Some foods contain omega-3’s fatty acids. These fat sources are thought to be good for brain health and protective against heart disease and inflammation, Sources to include in your diet are fatty fish (salmon, herring sardines, trout, mackerel), walnuts, flaxseed, chia seeds, and hemp seeds.
Tip: Check the back nutrition panel to see what kind of fat is in a food. Choose foods that are low in saturated fat and do not contain trans fat.
Flaxseed and chia seeds can be incorporated into countless recipes and dishes. A quick internet search provides endless options for including these items into foods you already eat every day!
A fun recipe to try:
Combine 1 cup of milk or a milk alternative with 3 Tbsp of chia seeds. Mix well and refrigerate overnight. In the morning, you will have chia pudding! Add in fruits, nuts, vanilla, cinnamon, or some sweetener to add to the flavor.
Other nutritious fats include avocado, olives, nuts and seeds of all kinds.
Tip: Whole-grain cereal can be a nutritious breakfast option, but many individuals do not eat cow’s milk due to preference or lactose intolerance. If this is you, there are many nut- based milks that you can substitute with the bonus of adding some healthy fat into your diet. Try using unsweetened almond, cashew, oat, rice, or flaxmilk instead!
About Fruits and Vegetables
Fruits and vegetables add add fiber, vitamins, and minerals to your diet. Each day, aim to get 2- 3 servings of vegetables and 1-2 servings of fruit. This can be eaten fresh, dried, from a can, or as a juice.
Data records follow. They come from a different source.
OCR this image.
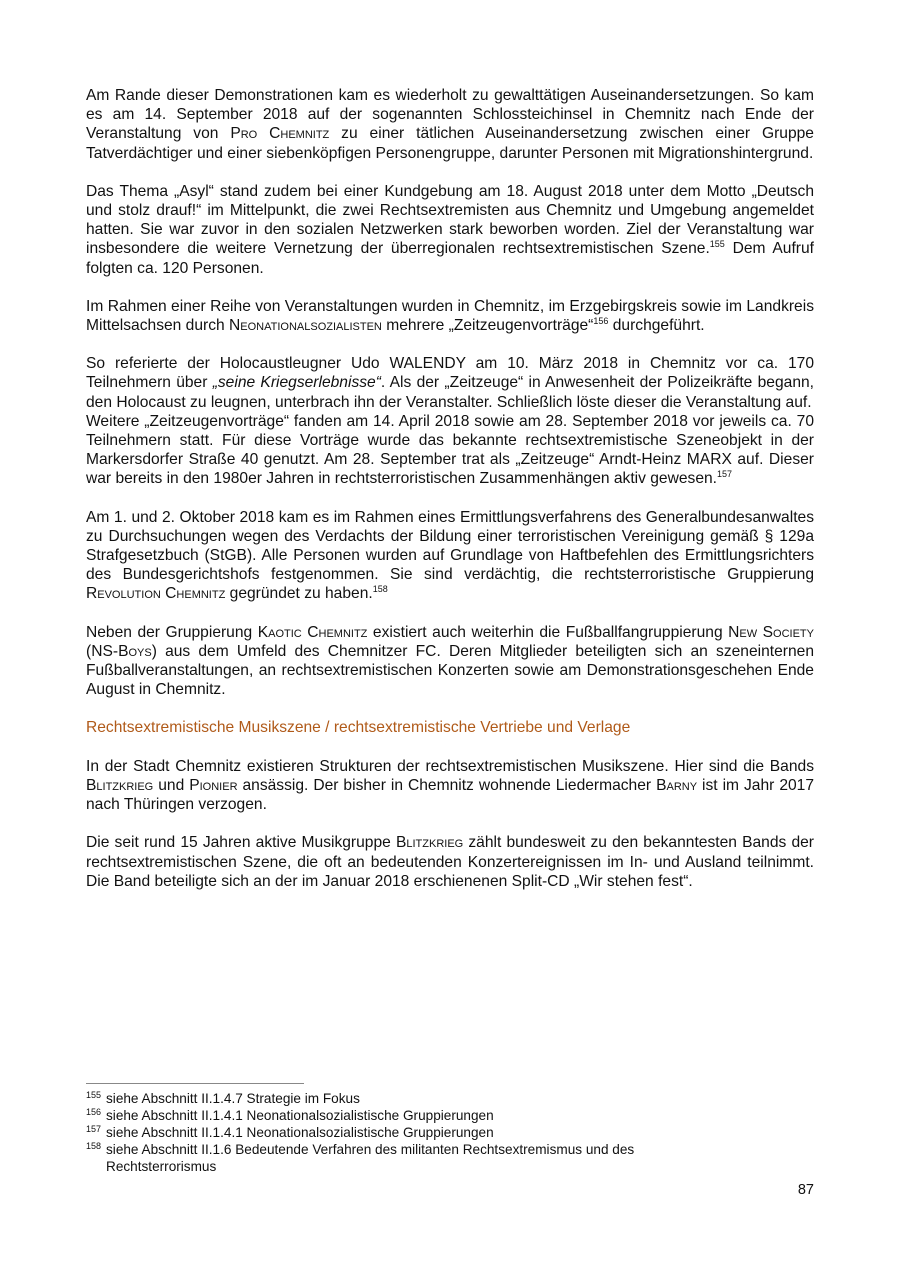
Am Rande dieser Demonstrationen kam es wiederholt zu gewalttätigen Auseinandersetzungen. So kam es am 14. September 2018 auf der sogenannten Schlossteichinsel in Chemnitz nach Ende der Veranstaltung von Pro Chemnitz zu einer tätlichen Auseinandersetzung zwischen einer Gruppe Tatverdächtiger und einer siebenköpfigen Personengruppe, darunter Personen mit Migrationshintergrund.

Das Thema „Asyl“ stand zudem bei einer Kundgebung am 18. August 2018 unter dem Motto „Deutsch und stolz drauf!“ im Mittelpunkt, die zwei Rechtsextremisten aus Chemnitz und Umgebung angemeldet hatten. Sie war zuvor in den sozialen Netzwerken stark beworben worden. Ziel der Veranstaltung war insbesondere die weitere Vernetzung der überregionalen rechtsextremistischen Szene.$^{155}$ Dem Aufruf folgten ca. 120 Personen.

Im Rahmen einer Reihe von Veranstaltungen wurden in Chemnitz, im Erzgebirgskreis sowie im Landkreis Mittelsachsen durch Neonationalsozialisten mehrere „Zeitzeugenvorträge“$^{156}$ durchgeführt.

So referierte der Holocaustleugner Udo WALENDY am 10. März 2018 in Chemnitz vor ca. 170 Teilnehmern über „seine Kriegserlebnisse“. Als der „Zeitzeuge“ in Anwesenheit der Polizeikräfte begann, den Holocaust zu leugnen, unterbrach ihn der Veranstalter. Schließlich löste dieser die Veranstaltung auf.

Weitere „Zeitzeugenvorträge“ fanden am 14. April 2018 sowie am 28. September 2018 vor jeweils ca. 70 Teilnehmern statt. Für diese Vorträge wurde das bekannte rechtsextremistische Szeneobjekt in der Markersdorfer Straße 40 genutzt. Am 28. September trat als „Zeitzeuge“ Arndt-Heinz MARX auf. Dieser war bereits in den 1980er Jahren in rechtsterroristischen Zusammenhängen aktiv gewesen.$^{157}$

Am 1. und 2. Oktober 2018 kam es im Rahmen eines Ermittlungsverfahrens des Generalbundesanwaltes zu Durchsuchungen wegen des Verdachts der Bildung einer terroristischen Vereinigung gemäß § 129a Strafgesetzbuch (StGB). Alle Personen wurden auf Grundlage von Haftbefehlen des Ermittlungsrichters des Bundesgerichtshofs festgenommen. Sie sind verdächtig, die rechtsterroristische Gruppierung Revolution Chemnitz gegründet zu haben.$^{158}$

Neben der Gruppierung Kaotic Chemnitz existiert auch weiterhin die Fußballfangruppierung New Society (NS-Boys) aus dem Umfeld des Chemnitzer FC. Deren Mitglieder beteiligten sich an szeneinternen Fußballveranstaltungen, an rechtsextremistischen Konzerten sowie am Demonstrationsgeschehen Ende August in Chemnitz.

Rechtsextremistische Musikszene / rechtsextremistische Vertriebe und Verlage

In der Stadt Chemnitz existieren Strukturen der rechtsextremistischen Musikszene. Hier sind die Bands Blitzkrieg und Pionier ansässig. Der bisher in Chemnitz wohnende Liedermacher Barny ist im Jahr 2017 nach Thüringen verzogen.

Die seit rund 15 Jahren aktive Musikgruppe Blitzkrieg zählt bundesweit zu den bekanntesten Bands der rechtsextremistischen Szene, die oft an bedeutenden Konzertereignissen im In- und Ausland teilnimmt. Die Band beteiligte sich an der im Januar 2018 erschienenen Split-CD „Wir stehen fest“.

$^{155}$ siehe Abschnitt II.1.4.7 Strategie im Fokus
$^{156}$ siehe Abschnitt II.1.4.1 Neonationalsozialistische Gruppierungen
$^{157}$ siehe Abschnitt II.1.4.1 Neonationalsozialistische Gruppierungen
$^{158}$ siehe Abschnitt II.1.6 Bedeutende Verfahren des militanten Rechtsextremismus und des Rechtsterrorismus
87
What fruits and vegetables are good healthy staples?
Fruits and vegetables of all kinds can be good staples. Pick any of your favorite produce and try to include them daily.
Fresh or frozen fruits and vegetables have the most vitamins and fiber. When buying canned or dried goods, look for low-sodium vegetables and look for fruits that have been packed in water or their own juice rather than syrup.
My vegetables keep going bad!
If you have trouble with vegetables going bad too quickly, try keeping frozen options on hand. These are just as nutritious if you cook them properly.
The best way to retain nutrients in vegetables is to steam them. Boiling them in water will cause nutrients to leech out, so the less water you cook them with the better.
Animal-based protein staples to have on hand are ground turkey, lean ground beef, chicken, or fish. Check the label for fat content; lean cuts with low saturated fat content are better for your heart. Eggs are a versatile and inexpensive food great for any kitchen. Low- fat cheese works great as a topping for many dishes.
We usually think of meat when talking about protein, but plant-based protein staples like beans, lentils, nuts, and tofu are super nutritious ways to get protein in. These foods double as sources of starch (beans) and fat (nuts) in addition to adding fiber, vitamins, and minerals to your diet.